Lloyd concludes that in order for Cunningham to be at the Pine branch around 11 a.m., and at the Payson branch 90 minutes later -- without passing the sheriff's deputy en route or the roadblock north of Payson -- he would have had to speed down the Control Road while changing his clothes.
"We sent our investigator out with a video camera down the Control Road," Lloyd said. "It took our guy a little over an hour to make it. He would really have to have been planning it. And if you were going to plan something that carefully, why would you bother taking the marked money?"
But it was the robber's hands that proved to be the defense's best evidence, Lloyd said. In the photos, the robber's fingers look short and stubby, while Cunningham's are long and slender, he said.
"There's just no way those hands could have belonged to my client," he said.
On top of everything else, Lloyd said, Cunningham had an alibi.

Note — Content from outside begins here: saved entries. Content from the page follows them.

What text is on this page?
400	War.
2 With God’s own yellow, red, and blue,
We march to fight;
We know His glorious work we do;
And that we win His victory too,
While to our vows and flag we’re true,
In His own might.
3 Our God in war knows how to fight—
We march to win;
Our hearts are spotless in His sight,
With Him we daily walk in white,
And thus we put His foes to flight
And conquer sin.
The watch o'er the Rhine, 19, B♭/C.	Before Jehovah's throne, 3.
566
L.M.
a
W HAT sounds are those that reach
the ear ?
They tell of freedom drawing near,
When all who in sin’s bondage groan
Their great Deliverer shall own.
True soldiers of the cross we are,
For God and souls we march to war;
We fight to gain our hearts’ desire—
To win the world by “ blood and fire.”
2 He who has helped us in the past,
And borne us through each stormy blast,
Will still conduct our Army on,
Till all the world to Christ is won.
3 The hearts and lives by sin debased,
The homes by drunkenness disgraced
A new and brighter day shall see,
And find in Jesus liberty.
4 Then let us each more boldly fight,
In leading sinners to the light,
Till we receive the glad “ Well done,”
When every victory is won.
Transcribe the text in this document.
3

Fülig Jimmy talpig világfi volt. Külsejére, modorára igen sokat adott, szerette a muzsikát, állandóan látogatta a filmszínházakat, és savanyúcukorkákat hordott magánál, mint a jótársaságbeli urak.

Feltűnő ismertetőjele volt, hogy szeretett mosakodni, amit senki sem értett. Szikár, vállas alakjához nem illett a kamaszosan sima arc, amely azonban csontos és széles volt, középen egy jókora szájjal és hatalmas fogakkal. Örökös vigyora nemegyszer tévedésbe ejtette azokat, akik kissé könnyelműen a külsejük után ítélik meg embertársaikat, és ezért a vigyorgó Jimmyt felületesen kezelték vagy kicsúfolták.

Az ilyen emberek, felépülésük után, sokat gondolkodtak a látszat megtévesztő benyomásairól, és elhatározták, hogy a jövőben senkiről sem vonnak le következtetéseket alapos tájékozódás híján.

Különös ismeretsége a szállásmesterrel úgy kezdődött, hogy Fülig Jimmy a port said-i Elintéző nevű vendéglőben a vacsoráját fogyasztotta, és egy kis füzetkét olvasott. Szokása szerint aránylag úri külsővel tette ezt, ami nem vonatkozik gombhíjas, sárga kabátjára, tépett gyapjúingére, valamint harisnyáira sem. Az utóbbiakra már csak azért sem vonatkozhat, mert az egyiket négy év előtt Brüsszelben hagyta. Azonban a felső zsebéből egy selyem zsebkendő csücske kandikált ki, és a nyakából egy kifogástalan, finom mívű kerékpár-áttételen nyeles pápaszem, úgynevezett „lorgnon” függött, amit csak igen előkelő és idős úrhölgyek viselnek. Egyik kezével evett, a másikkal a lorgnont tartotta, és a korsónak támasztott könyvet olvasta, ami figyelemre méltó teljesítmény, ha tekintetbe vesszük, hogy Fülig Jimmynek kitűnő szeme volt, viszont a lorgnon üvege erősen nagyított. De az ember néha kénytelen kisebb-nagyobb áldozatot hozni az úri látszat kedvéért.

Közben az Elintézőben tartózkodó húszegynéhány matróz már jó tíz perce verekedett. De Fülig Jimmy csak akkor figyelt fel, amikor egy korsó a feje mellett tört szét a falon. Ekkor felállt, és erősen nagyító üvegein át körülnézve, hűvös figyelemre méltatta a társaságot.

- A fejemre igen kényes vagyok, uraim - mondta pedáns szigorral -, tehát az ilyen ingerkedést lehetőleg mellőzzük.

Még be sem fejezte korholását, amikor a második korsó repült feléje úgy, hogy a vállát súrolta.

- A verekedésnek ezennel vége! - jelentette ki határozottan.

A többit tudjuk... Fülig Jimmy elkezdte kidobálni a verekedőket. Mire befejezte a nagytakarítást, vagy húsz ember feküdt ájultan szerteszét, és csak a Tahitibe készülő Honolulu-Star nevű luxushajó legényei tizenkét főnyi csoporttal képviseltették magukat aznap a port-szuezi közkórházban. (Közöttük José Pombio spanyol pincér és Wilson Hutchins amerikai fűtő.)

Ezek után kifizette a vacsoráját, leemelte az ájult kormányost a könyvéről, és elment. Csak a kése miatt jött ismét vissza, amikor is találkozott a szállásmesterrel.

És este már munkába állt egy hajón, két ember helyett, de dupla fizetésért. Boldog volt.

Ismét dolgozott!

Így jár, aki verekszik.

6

"I had a gal who absolutely swore he was with her and her husband from about 10:30 a.m. to about noon, having brunch," he said.
Decision took four months
Lloyd said he presented his evidence to the county attorney's office in the fall of 1998. "The real push finally came when we got the bank surveillance photos from the FBI," he said. "That's when we started pushing for dismissal." After months of crammed court schedules for both prosecutors and the defense attorney, and consideration of the evidence, Lloyd got the dismissal.
The Roundup was unsuccessful in its attempts to reach Cunningham for comment.
Lloyd said he found no fault with the efforts of county officials to prosecute his client.
"I've known Cunningham ever since he moved to town, and I really felt bad about it," Lloyd said, "but I have no fault with what the sheriff's office did, and no fault with what the county attorney's office did. If I would have been in their shoes, I'd have filed the charges, too.
"It just goes to show what can happen if you're in the wrong place at the wrong time."